Prime Minister Jyrki Katainen says that all the other alternatives are all worse.
“The markets are frightened about how Spain will manage to recapitalise its banks. The problem must be removed so that the entire country does not get into trouble,” Katainen told Yle on Sunday.
Speaking during a Nordic prime ministers’ meeting in Norway’s Lofoten Islands, Katainen declined to speculate on how much the Spanish support might cost Finland.
“No one has made that estimate yet," he said. "It depends on how much recapitalisation the Spanish banks need. The Spanish economy is about twice as large as that of Ireland, Portugal and Greece together.
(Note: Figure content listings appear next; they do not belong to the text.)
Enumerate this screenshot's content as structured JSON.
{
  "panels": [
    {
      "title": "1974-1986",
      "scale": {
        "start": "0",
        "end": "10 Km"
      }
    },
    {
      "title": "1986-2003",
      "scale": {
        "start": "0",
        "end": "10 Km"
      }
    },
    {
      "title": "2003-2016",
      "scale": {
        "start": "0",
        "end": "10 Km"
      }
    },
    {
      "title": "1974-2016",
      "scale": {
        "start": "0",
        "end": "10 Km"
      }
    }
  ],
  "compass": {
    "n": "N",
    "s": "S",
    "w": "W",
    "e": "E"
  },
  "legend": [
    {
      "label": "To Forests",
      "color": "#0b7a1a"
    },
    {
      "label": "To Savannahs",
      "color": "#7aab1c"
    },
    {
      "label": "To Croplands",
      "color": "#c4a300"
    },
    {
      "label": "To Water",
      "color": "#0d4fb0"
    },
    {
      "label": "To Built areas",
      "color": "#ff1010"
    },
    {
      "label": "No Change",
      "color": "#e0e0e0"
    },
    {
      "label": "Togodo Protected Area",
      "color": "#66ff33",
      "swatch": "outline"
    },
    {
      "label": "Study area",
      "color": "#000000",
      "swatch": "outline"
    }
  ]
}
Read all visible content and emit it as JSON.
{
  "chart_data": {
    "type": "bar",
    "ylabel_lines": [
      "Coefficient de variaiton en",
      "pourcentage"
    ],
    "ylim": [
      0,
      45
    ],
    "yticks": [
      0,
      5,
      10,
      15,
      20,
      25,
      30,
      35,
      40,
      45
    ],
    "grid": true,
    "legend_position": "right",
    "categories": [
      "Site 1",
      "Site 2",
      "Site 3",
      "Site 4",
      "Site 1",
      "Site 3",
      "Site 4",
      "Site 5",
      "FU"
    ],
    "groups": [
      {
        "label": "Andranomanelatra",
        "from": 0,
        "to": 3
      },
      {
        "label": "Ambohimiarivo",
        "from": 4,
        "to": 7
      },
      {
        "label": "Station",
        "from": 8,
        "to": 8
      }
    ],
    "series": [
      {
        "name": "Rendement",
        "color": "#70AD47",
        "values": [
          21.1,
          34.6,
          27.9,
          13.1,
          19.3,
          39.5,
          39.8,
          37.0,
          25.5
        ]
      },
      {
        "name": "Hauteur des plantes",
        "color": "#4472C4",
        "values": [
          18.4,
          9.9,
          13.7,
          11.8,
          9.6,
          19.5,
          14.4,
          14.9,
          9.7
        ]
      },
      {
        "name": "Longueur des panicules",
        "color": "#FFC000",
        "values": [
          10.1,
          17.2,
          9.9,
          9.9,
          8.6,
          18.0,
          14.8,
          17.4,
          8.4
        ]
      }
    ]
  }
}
If the banks bring down Spain then we can be sure that a cold winter will begin in the middle of summer, including in Finland.”
Rehn: An important step
Finnish European Commissioner Olli Rehn also told Yle on Sunday that he backs the decision.
"Certainly it's one important step toward ensuring the stability of the eurozone and...thus the basis for growth and employment," said Rehn, who is Vice President of the European Commission responsible for Economic and Monetary Affairs and the Euro.
He said there will be no decision on which fund the rescue money will be taken from until it is clear "how much and what kind of financial support Spain needs and with what kinds of conditions."
On Saturday, Finance Minister Jutta Urpilainen said that Finland will ask for guarantees if the funds are taken from the European Financial Stability Facility, the eurozone's temporary rescue fund.